Что-то в тоне голоса библиотекаря ласкало мой слух — его тембр вместе с манерой артикуляции, общей для него и аптекаря, для моих папы и мамы, а также для всех южан, уроженцев Иерусалима, начавших говорить на иврите с детства, пришедшегося на годы турецкого владычества в Палестине. Его мелодичность смягчала слова, даже когда содержание делало их колючими и, не будь этого смягчения, способными оцарапать. Но на сей раз мягкое покрытие не способно было сгладить шок от удара. То был болевой шок: казалось, что те двое все еще носят в своей крови неизбытую боль отсечения яичек, одновременно отсекшую их от дерева жизни, семя которого в них, чтобы приносить по роду его плод[34], и с тех пор, как осуждены были на пожизненное заключение, каждый в клетке своей отшельнической жизни, истребились вовсе с дерева жизни, того, чьи корни пронизывают все прежние поколения, а крона колышема ветрами, что пронесутся над всеми поколениями будущего. И, осужденные на отсечение по вертикали, от будущего к прошлому, непроницаемые для мелодии того потока биения волн, что переливаются из клетки в клетку, были они отсечены и от горизонтали жизни в настоящем, как две клетки в холодном и безразличном пространстве, бессмысленно высящие в пустыне.

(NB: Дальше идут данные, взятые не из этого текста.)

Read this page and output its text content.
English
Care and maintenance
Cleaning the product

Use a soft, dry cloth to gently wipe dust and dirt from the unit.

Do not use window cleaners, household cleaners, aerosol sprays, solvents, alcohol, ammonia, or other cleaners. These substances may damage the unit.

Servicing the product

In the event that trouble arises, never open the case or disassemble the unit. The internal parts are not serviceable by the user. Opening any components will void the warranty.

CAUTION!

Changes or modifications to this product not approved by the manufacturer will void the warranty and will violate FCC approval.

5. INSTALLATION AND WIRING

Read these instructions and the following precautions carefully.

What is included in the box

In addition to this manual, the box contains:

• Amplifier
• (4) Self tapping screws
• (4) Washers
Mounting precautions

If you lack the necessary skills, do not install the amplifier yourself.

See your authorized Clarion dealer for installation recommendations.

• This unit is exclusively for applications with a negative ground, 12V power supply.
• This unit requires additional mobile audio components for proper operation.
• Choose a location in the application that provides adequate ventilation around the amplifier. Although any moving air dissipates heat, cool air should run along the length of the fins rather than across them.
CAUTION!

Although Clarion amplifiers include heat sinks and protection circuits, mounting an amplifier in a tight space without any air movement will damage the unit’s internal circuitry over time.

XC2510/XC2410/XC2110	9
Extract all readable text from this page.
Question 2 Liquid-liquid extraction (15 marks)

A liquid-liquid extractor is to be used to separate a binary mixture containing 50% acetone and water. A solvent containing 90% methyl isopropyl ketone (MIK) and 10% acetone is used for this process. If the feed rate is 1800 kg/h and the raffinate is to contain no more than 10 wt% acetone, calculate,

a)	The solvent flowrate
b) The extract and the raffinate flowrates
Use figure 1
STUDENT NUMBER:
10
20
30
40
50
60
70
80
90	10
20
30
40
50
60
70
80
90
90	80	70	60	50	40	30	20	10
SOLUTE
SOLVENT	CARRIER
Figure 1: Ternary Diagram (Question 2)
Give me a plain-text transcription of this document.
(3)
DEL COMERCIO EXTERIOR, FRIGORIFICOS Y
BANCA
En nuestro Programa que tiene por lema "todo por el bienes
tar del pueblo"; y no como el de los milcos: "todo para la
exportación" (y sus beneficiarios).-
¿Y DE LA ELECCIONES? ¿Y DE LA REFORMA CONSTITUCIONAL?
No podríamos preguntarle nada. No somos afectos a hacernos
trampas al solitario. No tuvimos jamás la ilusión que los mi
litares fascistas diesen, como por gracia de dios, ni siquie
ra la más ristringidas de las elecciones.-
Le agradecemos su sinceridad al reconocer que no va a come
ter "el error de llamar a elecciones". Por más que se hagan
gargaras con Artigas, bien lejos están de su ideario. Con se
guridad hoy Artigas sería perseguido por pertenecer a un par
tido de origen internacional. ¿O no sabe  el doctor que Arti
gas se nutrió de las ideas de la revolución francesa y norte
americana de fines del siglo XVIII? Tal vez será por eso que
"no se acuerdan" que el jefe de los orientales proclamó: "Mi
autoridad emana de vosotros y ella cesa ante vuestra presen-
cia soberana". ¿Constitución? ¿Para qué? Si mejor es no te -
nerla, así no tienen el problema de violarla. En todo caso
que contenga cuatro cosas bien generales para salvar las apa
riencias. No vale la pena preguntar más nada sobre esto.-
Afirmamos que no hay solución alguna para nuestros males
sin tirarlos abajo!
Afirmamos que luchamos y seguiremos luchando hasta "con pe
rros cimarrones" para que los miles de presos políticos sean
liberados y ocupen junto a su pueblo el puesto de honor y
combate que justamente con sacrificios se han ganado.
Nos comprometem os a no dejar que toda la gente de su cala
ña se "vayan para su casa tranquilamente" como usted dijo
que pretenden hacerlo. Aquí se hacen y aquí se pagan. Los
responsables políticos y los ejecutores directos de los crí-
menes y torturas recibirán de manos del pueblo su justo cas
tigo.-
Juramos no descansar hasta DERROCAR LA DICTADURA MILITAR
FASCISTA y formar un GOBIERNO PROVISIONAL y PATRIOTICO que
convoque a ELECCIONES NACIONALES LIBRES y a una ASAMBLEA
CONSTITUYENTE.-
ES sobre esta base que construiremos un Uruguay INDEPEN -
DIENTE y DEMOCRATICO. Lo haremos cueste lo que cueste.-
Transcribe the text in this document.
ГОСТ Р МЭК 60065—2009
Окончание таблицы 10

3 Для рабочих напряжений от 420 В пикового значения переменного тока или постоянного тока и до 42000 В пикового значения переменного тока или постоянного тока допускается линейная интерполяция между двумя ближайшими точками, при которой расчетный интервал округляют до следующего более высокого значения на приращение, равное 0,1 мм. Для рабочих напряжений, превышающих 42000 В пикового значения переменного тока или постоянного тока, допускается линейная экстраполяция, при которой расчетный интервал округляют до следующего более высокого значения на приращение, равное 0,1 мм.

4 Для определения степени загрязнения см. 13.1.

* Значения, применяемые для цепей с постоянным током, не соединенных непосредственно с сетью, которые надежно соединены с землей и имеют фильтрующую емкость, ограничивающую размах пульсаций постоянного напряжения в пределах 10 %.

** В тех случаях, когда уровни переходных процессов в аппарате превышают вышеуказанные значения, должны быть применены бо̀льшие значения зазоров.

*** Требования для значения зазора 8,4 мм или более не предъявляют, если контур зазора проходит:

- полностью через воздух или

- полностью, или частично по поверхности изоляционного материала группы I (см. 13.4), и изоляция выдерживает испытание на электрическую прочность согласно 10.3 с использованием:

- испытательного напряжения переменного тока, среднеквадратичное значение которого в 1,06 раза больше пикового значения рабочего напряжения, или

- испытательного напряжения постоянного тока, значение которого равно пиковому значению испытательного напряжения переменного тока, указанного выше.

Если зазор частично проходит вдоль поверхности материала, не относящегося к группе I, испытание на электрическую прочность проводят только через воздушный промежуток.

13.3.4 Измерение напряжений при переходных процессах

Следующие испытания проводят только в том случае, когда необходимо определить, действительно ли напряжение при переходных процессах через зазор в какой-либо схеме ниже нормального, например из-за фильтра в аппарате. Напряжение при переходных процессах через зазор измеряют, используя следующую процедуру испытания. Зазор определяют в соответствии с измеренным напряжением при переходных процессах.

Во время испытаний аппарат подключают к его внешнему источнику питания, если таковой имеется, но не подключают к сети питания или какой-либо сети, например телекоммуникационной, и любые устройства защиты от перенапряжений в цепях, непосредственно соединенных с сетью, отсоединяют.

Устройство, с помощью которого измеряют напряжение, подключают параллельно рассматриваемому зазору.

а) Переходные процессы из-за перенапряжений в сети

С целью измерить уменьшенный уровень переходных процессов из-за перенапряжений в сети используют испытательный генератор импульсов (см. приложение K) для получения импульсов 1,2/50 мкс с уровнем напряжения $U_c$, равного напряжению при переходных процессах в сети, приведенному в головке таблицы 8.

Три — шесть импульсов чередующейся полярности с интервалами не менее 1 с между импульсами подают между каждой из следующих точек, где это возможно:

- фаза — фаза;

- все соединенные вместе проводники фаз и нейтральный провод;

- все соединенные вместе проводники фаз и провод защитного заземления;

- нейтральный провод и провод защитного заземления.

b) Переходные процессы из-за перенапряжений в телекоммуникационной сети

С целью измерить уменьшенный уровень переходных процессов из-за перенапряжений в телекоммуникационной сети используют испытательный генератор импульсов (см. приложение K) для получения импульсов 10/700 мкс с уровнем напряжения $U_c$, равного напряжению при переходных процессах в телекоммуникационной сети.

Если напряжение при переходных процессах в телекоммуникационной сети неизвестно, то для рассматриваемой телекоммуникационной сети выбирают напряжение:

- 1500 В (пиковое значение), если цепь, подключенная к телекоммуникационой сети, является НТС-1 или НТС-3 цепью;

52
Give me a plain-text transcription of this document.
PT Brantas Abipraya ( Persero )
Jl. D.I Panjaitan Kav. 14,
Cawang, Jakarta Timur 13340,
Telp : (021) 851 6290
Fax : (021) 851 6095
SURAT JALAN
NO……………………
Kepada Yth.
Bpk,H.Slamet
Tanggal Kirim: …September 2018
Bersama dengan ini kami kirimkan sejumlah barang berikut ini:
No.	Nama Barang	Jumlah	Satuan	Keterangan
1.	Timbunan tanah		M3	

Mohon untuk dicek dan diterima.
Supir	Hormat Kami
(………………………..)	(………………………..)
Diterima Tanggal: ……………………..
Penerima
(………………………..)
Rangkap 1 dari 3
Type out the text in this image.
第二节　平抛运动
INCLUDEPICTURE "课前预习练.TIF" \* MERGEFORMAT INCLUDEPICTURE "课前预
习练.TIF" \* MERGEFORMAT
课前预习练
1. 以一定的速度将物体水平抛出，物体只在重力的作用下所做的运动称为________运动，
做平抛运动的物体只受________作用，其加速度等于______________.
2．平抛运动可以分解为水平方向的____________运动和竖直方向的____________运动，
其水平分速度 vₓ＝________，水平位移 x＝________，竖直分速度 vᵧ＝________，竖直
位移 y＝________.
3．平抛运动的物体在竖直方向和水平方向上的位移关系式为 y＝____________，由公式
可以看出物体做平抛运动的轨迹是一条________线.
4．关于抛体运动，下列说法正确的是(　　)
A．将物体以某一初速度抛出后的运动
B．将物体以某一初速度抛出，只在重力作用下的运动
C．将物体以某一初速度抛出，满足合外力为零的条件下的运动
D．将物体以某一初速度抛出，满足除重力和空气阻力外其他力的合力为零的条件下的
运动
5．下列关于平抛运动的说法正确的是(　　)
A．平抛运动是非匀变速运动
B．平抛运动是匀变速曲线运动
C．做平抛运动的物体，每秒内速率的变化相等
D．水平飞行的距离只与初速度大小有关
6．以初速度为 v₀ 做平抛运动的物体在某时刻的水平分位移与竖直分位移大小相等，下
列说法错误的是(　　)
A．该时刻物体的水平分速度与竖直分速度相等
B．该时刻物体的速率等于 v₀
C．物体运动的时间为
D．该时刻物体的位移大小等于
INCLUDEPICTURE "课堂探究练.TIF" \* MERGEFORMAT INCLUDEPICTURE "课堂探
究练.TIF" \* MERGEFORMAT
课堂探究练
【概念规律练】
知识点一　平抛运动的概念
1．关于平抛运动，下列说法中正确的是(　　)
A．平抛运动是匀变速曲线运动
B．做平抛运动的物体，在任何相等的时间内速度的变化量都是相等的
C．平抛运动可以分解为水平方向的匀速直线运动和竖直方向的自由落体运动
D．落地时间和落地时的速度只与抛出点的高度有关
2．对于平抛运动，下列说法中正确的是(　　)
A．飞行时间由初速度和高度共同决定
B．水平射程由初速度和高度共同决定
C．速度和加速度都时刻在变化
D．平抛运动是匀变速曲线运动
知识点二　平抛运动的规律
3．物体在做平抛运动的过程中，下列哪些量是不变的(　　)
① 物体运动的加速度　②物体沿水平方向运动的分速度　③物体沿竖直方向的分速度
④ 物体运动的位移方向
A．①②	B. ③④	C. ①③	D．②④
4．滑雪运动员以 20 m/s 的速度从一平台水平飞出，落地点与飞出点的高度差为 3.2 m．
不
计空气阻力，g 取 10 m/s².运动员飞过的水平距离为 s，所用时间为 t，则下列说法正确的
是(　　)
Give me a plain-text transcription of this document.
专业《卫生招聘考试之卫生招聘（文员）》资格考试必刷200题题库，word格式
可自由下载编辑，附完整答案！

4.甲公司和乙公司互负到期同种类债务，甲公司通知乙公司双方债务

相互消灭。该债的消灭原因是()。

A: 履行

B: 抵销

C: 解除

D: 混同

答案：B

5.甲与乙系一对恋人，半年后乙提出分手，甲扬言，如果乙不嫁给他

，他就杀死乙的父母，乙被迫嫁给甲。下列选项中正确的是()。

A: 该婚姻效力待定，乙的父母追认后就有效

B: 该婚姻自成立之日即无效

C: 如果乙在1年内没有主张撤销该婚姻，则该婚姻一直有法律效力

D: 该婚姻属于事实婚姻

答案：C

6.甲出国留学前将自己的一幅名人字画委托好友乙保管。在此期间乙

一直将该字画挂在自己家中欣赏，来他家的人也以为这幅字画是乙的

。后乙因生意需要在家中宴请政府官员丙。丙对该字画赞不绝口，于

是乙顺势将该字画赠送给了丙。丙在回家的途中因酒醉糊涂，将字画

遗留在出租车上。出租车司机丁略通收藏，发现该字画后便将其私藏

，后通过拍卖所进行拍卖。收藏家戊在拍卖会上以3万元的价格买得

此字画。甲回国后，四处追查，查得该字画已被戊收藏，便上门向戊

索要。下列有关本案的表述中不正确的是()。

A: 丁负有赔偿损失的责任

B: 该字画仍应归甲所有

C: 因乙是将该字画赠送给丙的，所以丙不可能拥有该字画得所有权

Много лет спустя после внезапного исчезновения библиотекаря, оставившего за собой туман слухов о чем-то ужасном, приключившемся с ним и заставившем тайно бежать из страны, Гавриэль рассказал мне историю о кастрировании кабанов в деревне Карнак во французской провинции Бретань. Перед возвращением домой Гавриэль нанялся сельскохозяйственным рабочим к фермерше, занимаясь любой тяжелой работой в доме и в поле до тех пор, пока не встал вопрос о кастрировании кабанов. Несмотря на то что Гавриэль по естественным причинам терпеть не мог это создание и чем лучше узнавал его в крестьянском хозяйстве, тем сильнее становилось его отвращение, тем не менее заставить себя лишить его мужества он не мог. Старый сельскохозяйственный рабочий из местных поймал поросенка и продемонстрировал Гавриэлю, как это делают неким напоминающим садовые ножницы орудием, отделяющим мошонку. Гавриэль, которого от всего увиденного пробила дрожь, заявил, что этим он заниматься не будет. Если бы от него потребовалось заколоть кабана, прикончить его каким угодно способом, он бы ничуть не колебался, как не брезговал до сих пор резанием птиц и забоем скота по требованию старой хозяйки фермы, но кастрирование, даже той самой отвратительной и гадкой ему твари, почему-то вселяло в него содрогание перед зверством, которого он ни в коем случае не мог вынести — ни совершить его, ни наблюдать за ним.
Еще не придя в себя от слов библиотекаря, открывших мне глаза на ужас, сотворенный человеческой рукой над двумя проходившими перед нами абиссинскими юношами, я был потрясен их тонким и звонким, как серебряные колокольчики, смехом, самой возможностью и способностью этих неизлечимых скопцов радоваться и смеяться. Радость забурлила в их голосах в тот момент, когда они очутились у ворот абиссинской церкви с зеленым куполом и встретили направлявшегося к выходу священника с брызгами седины во вьющихся волосах. И когда тот бросил им несколько слов, двое разразились раскатами смеха, продолжавшимися и после того, как он расстался с ними, удаляясь в направлении улицы Пророков. Этот отнюдь не был скопцом, как о том свидетельствовали все признаки, начиная с бороды, завивавшейся филигранью серебряных нитей, и телосложения и кончая жадным взглядом, вспыхнувшим в его глазах при виде зигзагами носившейся на роликовых коньках девочки в плиссированной шотландской юбочке. Он сказал ей на иврите: «Привет папе» и, когда та, из шалости, сделала вокруг него быстрый и опасный круг на своих роликах, протянул руку, чтобы схватить ее, и крикнул на подхваченном от уличных мальчишек и потому так странно, фальшиво и неуместно звучащем в устах черного седобородого священника иврите:
— Ой-ей-ей тебе, если я тебя схватит! Увидишь, что я с тобой сделает!